The scenario that I was aiming would be to receive events from somewhere, most likely a system of ours that need to inform clients of some sort of event. The clients would be registered within the system and each would have an endpoint URL to which the event needs to be send to. The event is to be sent to everyone. The best way to use it would be to inform all registered clients of new things on the system, or something like that. It's a broadcast type of event. Kind of like a newsletter.
- There are 2 tables.
events
andsubscribers
. - The subscribers were not embedded into the event.
- That could be an improvement, to have types of events and who is subscribed to it. But since this was just an exercise and event types were not described on the exercise I just assumed it would handle just 1 type of event and that it would be sent to all subscribers.
- There was no requirement establishing the order at which the events should be delivered, so that was not done.

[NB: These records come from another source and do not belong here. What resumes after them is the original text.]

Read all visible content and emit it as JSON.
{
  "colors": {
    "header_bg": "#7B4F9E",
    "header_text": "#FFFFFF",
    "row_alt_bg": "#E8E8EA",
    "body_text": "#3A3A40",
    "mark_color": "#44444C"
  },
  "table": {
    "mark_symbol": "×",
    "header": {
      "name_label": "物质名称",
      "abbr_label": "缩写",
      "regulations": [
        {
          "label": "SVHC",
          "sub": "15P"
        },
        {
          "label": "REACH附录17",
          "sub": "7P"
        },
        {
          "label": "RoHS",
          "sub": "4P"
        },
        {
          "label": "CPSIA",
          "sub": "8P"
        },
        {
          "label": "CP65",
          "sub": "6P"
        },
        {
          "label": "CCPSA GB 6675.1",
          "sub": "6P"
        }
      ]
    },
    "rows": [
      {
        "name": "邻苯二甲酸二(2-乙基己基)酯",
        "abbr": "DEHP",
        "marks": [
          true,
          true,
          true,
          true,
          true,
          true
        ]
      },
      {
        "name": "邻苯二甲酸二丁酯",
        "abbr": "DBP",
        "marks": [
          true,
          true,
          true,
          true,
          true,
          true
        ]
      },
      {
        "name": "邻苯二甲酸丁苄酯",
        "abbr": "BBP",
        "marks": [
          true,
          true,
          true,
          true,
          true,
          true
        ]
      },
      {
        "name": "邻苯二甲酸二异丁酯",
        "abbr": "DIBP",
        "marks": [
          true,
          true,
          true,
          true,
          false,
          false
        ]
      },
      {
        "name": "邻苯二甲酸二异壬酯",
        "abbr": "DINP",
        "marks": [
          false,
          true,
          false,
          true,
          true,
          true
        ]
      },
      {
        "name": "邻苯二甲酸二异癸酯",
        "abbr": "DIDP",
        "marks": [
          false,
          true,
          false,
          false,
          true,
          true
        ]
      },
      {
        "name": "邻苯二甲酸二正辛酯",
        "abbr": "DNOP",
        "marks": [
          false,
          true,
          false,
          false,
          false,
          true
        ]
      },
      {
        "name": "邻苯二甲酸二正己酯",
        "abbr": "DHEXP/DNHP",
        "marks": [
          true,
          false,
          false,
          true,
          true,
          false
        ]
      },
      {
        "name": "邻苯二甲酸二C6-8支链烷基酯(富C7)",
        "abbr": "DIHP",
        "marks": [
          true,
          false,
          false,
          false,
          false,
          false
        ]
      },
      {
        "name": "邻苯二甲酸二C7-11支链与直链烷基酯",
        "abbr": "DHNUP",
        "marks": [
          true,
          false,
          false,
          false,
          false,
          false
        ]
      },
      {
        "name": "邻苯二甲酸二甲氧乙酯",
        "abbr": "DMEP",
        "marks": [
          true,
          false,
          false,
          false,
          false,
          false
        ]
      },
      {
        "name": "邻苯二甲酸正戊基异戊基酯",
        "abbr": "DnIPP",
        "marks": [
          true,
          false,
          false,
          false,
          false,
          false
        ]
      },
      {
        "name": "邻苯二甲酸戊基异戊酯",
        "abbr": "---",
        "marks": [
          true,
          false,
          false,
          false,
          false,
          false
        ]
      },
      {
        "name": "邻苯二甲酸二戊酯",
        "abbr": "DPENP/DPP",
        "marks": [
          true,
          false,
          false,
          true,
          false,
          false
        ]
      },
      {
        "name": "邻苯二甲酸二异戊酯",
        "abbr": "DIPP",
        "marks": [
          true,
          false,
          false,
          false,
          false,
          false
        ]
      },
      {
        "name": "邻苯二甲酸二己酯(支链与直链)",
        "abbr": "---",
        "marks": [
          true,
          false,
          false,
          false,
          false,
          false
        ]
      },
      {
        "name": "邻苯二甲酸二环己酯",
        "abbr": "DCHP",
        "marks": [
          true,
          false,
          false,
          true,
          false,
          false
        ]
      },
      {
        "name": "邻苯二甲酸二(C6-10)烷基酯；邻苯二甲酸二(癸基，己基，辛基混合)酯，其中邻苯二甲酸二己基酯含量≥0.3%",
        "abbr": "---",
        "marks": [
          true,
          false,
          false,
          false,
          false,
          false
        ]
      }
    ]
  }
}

- The table subscribers will be scanned every time an event needs to be published, since we need them to deliver the events to them. The table events contain only the events that failed to be delivered, so this table will be scanned every 1h to try and deliver the events. When they are delivered, the registers are removed. This was done in a way to not expand the table too much. If it is needed, another table can be added to save all the events and if they were delivered or not, just for information purposes.
- Yes
-
If you do, could I suggest a couple of changes? Imagine your service is a broker for transactional messages on different topics, e.g. "fin:purchase", "user:new", "user:online". Those messages must be delivered in order by topic per subscriber. The events should be delivered with retry and backoff.
-
If you don't feel like taking the code further than the port to Node.js, can you explain what changes would be necessary to adapt to the above scenario? E.g. how would the table schemas need to change (if they do)?
-
Also, could you describe how you typically test/debug your lambda functions?
-
First replace the created_at column from String to number, and on it I would store the timestamp of the date-time at which the event was fired. This way I could use it to order the events and send it following the right order.
-
Then I would add another table to dynamoDB where I would store the types of events that are available (e.g. user:new). That table would also contain the list of subscribers that are subscribed to each type of event, this way I would only deliver the events to the subscribers that want it.
-
With the changes on the dynamoDB in place, in the codes instead of trying to deliver the event right when it arrives, it would first be stored in the table events, and older events would be tried to deliver again, before sending the new event. If a event fails for a subscriber, I would retry 3 times and back-off without trying any other event of that type for that subscriber, since it must follow order.
Those codes I'm sending I did not had the time to test, but usually I create test files to do unit-test using mock. But unit-test and mock can only point to coding errors. Even when the codes are good, it may still not behave as it should if the response from APIs and other things are different. So, I usually test it on an sandbox account on AWS. At least that was what I did when I worked with lambdas. Companies provided a sandbox account that I could use for testing.